Now, I get that while YouTubers like to think of themselves as trendsetters, they are mostly slavish trend followers, trying to outdo the outrageous stunts of those that came before them, to the point of literally killing themselves in the process in some rare instances, so the eat ten thousand calories a day challenges eventually gave way to the eat twenty thousand calories a day, and so on. I admit there was a limit to how far I was willing to go. I saw a link to one about a 100,000 calorie challenge but I didn’t watch it. I assume it was either a fake, or a challenge that exceeded the twenty-four hour mark because biology says that eating 100,000 calories in a single day is not physically possible. Fat has roughly nine calories per gram, so, in order to consume 100,000 calories, and eating nothing but lard, you would have to down more than eleven kilograms (which translates into more than twenty-four pounds) of the stuff. At four calories per gram both carbs and proteins would more than double that figure… and most food stuffs contain at least some water, so add a couple more kilograms to that particular number. It was just too insane. Besides, for me ten thousand calories were gross enough.

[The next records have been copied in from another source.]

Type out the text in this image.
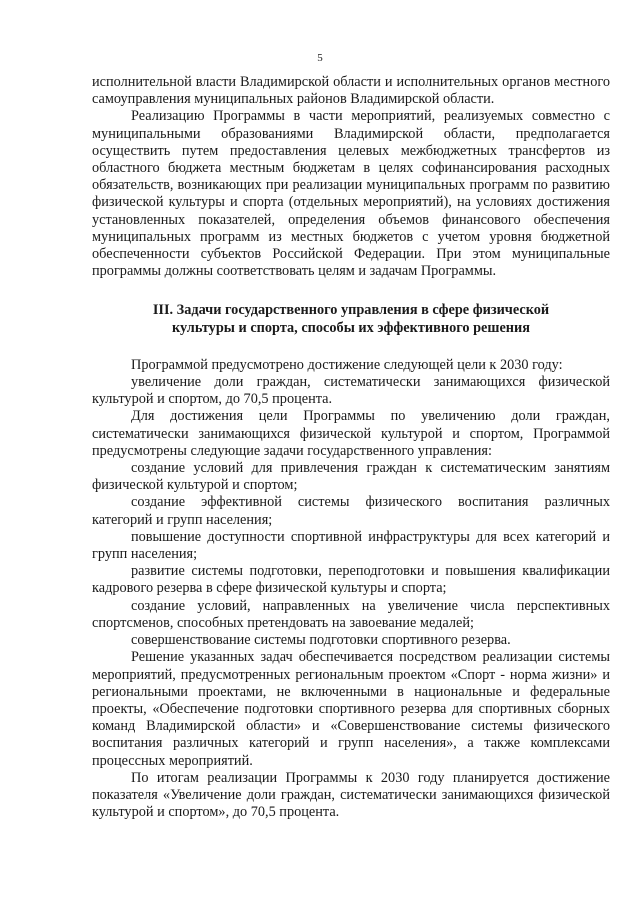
5

исполнительной власти Владимирской области и исполнительных органов местного самоуправления муниципальных районов Владимирской области.

Реализацию Программы в части мероприятий, реализуемых совместно с муниципальными образованиями Владимирской области, предполагается осуществить путем предоставления целевых межбюджетных трансфертов из областного бюджета местным бюджетам в целях софинансирования расходных обязательств, возникающих при реализации муниципальных программ по развитию физической культуры и спорта (отдельных мероприятий), на условиях достижения установленных показателей, определения объемов финансового обеспечения муниципальных программ из местных бюджетов с учетом уровня бюджетной обеспеченности субъектов Российской Федерации. При этом муниципальные программы должны соответствовать целям и задачам Программы.

III. Задачи государственного управления в сфере физической
культуры и спорта, способы их эффективного решения

Программой предусмотрено достижение следующей цели к 2030 году:

увеличение доли граждан, систематически занимающихся физической культурой и спортом, до 70,5 процента.

Для достижения цели Программы по увеличению доли граждан, систематически занимающихся физической культурой и спортом, Программой предусмотрены следующие задачи государственного управления:

создание условий для привлечения граждан к систематическим занятиям физической культурой и спортом;

создание эффективной системы физического воспитания различных категорий и групп населения;

повышение доступности спортивной инфраструктуры для всех категорий и групп населения;

развитие системы подготовки, переподготовки и повышения квалификации кадрового резерва в сфере физической культуры и спорта;

создание условий, направленных на увеличение числа перспективных спортсменов, способных претендовать на завоевание медалей;

совершенствование системы подготовки спортивного резерва.

Решение указанных задач обеспечивается посредством реализации системы мероприятий, предусмотренных региональным проектом «Спорт - норма жизни» и региональными проектами, не включенными в национальные и федеральные проекты, «Обеспечение подготовки спортивного резерва для спортивных сборных команд Владимирской области» и «Совершенствование системы физического воспитания различных категорий и групп населения», а также комплексами процессных мероприятий.

По итогам реализации Программы к 2030 году планируется достижение показателя «Увеличение доли граждан, систематически занимающихся физической культурой и спортом», до 70,5 процента.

Excess consumption is one of the things that has brought us to the edge of the cliff in terms of our future prospects as a species, it is also what has enabled our current lifestyles to come into being. Maybe that is why it is not only contradictory, but also incredibly appropriate that Buzzfeed would feature their ‘Making It Big’ videos side by side with its dire warnings about the threats of climate change… and two dozen ‘articles’ about how they bet you you can’t make it through this post without spending X amount of money, articles that are nothing but lists of affiliate links which at the end of the day are what enables them to keep the lights on at the site’s headquarters. This is the world we live in, a world that is teetering on the edge, but in which we still have to pay the bills, one in which we are encouraged to consume more and more, even as the planet suffocates beneath our feet, lest the economy come crashing down, taking our jobs, our livelihoods, and our comfortable lifestyles with it.